While champaign-ing (the new term for dogfooding) I wrote some code that wouldn’t compile because the compiler raised NotImplementedException. Unsurprisingly, the problematic code had to do with some of the finer points of message passing. Despite a few minutes of contemplation, no quick fix did I feel confident in. I had to pack for a journey anyway, so I left the problem to percolate.

7 April 2024 

Beautiful drive through the Texas hill-country to meet friends and see the eclipse the following day.

8 April 2024 

Utter and complete lunacy for the total solar eclipse. Also, hung out with friends and ate sushi.

9 April 2024 

While driving home, I figured the problem must be that I hadn’t yet clearly codified all the semantics around the intersection of procedural abstraction with (a-)synchrony. So probably the next step is to make a nice state chart. That will have to live in the tech section of the manual.

22 April 2024 

Recently the language gained a distinctive “procedure” concept. The point is to resolve the “migrating computation” problem by clarifying some subtle ambiguities in the type system. I wanted to adjust the compiler to take full advantage of the new semantics. That means the perform() routine is now a loop. Furthermore, the OP_PERFORM_EXEC instruction goes away, as a procedure can now either OP_RETURN or OP_EXEC its own final action, and the surrounding perform() call will do the right thing.

The OP_DISPLAY instruction gets (mostly) rolled into perform(). The remaining bit is the drain_queue() call, which is now its own OP_DRAIN. It’s safe to call this without having enqueued a message, because it will just return immediately.

23 April 2024 

The VM now handles overloaded comparison operators, including the special case of <=> in tail-call position.
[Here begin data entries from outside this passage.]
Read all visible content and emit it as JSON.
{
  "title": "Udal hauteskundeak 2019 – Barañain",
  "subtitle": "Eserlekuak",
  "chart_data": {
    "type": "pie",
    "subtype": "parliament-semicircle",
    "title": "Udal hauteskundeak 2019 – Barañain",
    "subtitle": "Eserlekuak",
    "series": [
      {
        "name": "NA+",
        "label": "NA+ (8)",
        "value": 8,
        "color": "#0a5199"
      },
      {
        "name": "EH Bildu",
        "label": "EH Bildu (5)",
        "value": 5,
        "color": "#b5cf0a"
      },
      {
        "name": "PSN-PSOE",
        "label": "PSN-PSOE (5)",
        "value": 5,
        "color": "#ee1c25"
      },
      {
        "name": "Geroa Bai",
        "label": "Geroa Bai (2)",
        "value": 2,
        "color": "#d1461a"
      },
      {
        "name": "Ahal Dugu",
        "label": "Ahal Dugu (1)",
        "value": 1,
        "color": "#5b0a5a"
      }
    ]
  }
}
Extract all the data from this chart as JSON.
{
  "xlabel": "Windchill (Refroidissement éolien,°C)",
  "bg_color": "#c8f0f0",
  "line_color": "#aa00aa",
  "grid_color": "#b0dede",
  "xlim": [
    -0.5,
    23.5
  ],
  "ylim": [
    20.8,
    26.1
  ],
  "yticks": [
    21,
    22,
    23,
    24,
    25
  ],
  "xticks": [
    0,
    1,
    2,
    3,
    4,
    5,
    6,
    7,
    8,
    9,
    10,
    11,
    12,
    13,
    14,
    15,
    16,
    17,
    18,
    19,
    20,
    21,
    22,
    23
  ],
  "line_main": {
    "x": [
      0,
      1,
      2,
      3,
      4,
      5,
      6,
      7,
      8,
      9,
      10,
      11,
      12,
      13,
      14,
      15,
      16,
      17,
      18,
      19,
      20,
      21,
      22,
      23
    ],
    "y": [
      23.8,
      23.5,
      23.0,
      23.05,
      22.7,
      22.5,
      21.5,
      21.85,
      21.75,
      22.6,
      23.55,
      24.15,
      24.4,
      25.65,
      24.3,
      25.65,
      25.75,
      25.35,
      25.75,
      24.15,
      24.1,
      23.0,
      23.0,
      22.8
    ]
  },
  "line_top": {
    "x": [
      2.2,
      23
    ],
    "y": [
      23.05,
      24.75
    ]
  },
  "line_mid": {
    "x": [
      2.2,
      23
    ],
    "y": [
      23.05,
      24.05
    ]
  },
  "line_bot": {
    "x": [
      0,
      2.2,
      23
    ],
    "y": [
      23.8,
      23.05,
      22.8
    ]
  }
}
The stimulus to finish this was when I tried to compile and run some (still incomplete) code for an Advent-of-Code challenge. Now it compiles and runs on the VM, but solves the wrong problem. Once I get it solving the stated problem, it will probably be time to draft a release.

10 May 2024 

Sophie’s VM now has generational garbage collection! The journey to get it nearly sent me mad.

So far, there are just major and minor collections. Instrumentation showed that – once I finally got this working properly – the generational GC does less work per unit time on average because it doesn’t need to dig around in the survivors generation very often at all.

For whatever it’s worth, the graphical Mandelbrot-set demo now seems to run a bit more smoothly.